The Lodestar series of aircraft was developed to compete with the Douglas C-47/DC-3 Skytrain, but the Army Air Force purchased about 400 Lockheeds in comparison to more than 10,000 C-47s.

“It wasn’t completely successful because the C-47 was there first and got a lot of the airline contracts,” Leister said. “The C-60 filled a need and was a backup during World War II because during the war we bought a lot of different fighters and bombers to fit different needs.”

Some of the C-60s were assigned to the Air Transport Command and used for paratroop training. Some were used to haul freight and passengers or general utility service, Leistar said.

The entire C-60, complete with both engines and in-board wing, was able to fit in a C-5’s cargo compartment to transfer the plane to the AMC Museum.

It took four days to disassemble the plane and three days to load and unload the parts.

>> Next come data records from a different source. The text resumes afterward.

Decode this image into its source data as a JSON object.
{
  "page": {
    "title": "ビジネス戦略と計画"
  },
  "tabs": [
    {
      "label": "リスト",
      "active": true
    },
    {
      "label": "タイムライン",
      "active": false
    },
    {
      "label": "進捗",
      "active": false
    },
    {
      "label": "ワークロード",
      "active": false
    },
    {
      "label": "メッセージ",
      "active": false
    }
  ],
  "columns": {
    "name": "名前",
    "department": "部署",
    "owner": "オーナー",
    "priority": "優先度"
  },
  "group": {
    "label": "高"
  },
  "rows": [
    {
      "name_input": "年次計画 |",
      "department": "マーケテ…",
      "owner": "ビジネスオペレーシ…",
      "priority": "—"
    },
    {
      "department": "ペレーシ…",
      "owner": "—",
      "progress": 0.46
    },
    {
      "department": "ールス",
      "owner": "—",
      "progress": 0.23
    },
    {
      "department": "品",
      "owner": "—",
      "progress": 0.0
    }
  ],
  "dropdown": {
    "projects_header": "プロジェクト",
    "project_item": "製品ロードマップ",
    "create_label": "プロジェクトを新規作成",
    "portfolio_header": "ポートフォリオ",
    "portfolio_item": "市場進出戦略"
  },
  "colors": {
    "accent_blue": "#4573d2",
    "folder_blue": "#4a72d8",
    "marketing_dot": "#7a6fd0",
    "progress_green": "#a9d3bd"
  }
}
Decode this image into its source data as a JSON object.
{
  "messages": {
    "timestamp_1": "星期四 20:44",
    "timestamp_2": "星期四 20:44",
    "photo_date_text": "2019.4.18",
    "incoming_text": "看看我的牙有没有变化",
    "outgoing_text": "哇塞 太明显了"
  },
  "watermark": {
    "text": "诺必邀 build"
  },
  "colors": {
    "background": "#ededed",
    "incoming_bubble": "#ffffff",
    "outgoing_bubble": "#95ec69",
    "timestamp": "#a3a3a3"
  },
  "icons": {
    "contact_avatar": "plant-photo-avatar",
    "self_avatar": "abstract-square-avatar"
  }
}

“This was a difficult load because the clearances were very hard and it was a very tight fit,” said Larry Koewing, AMC Museum photo archivist. “We had a team go down to Georgia and disassemble the airplane so it can fit and it took a lot of work to do so. It consisted of unbolting all of the pieces to make it a size small enough to transfer it over here.”

The aircraft will be reassembled and ready for display before the end of November. It can be seen at the museum while work is in progress.

“A lot of the airplanes that we get here are in terrible condition and we have to do a lot of work on them,” Leister said. “This airplane is in great condition. There are some broken nut plates, some corrosion that needs to be fixed and a few paint places that need to be touched up.

“It was flown up to 1992 by a civilian owner and he put on some antennas that are not correct for a World War II airplane,” Leister added. “We’re going to take those out and put the plane back into the configuration it had when it was flying in World War II.”

Leister is excited about the addition of the C-60.

“It’s a win-win for us,” he said. “An airplane that’s historically important got saved and moved from one museum to another and we get to keep an important link to our history.”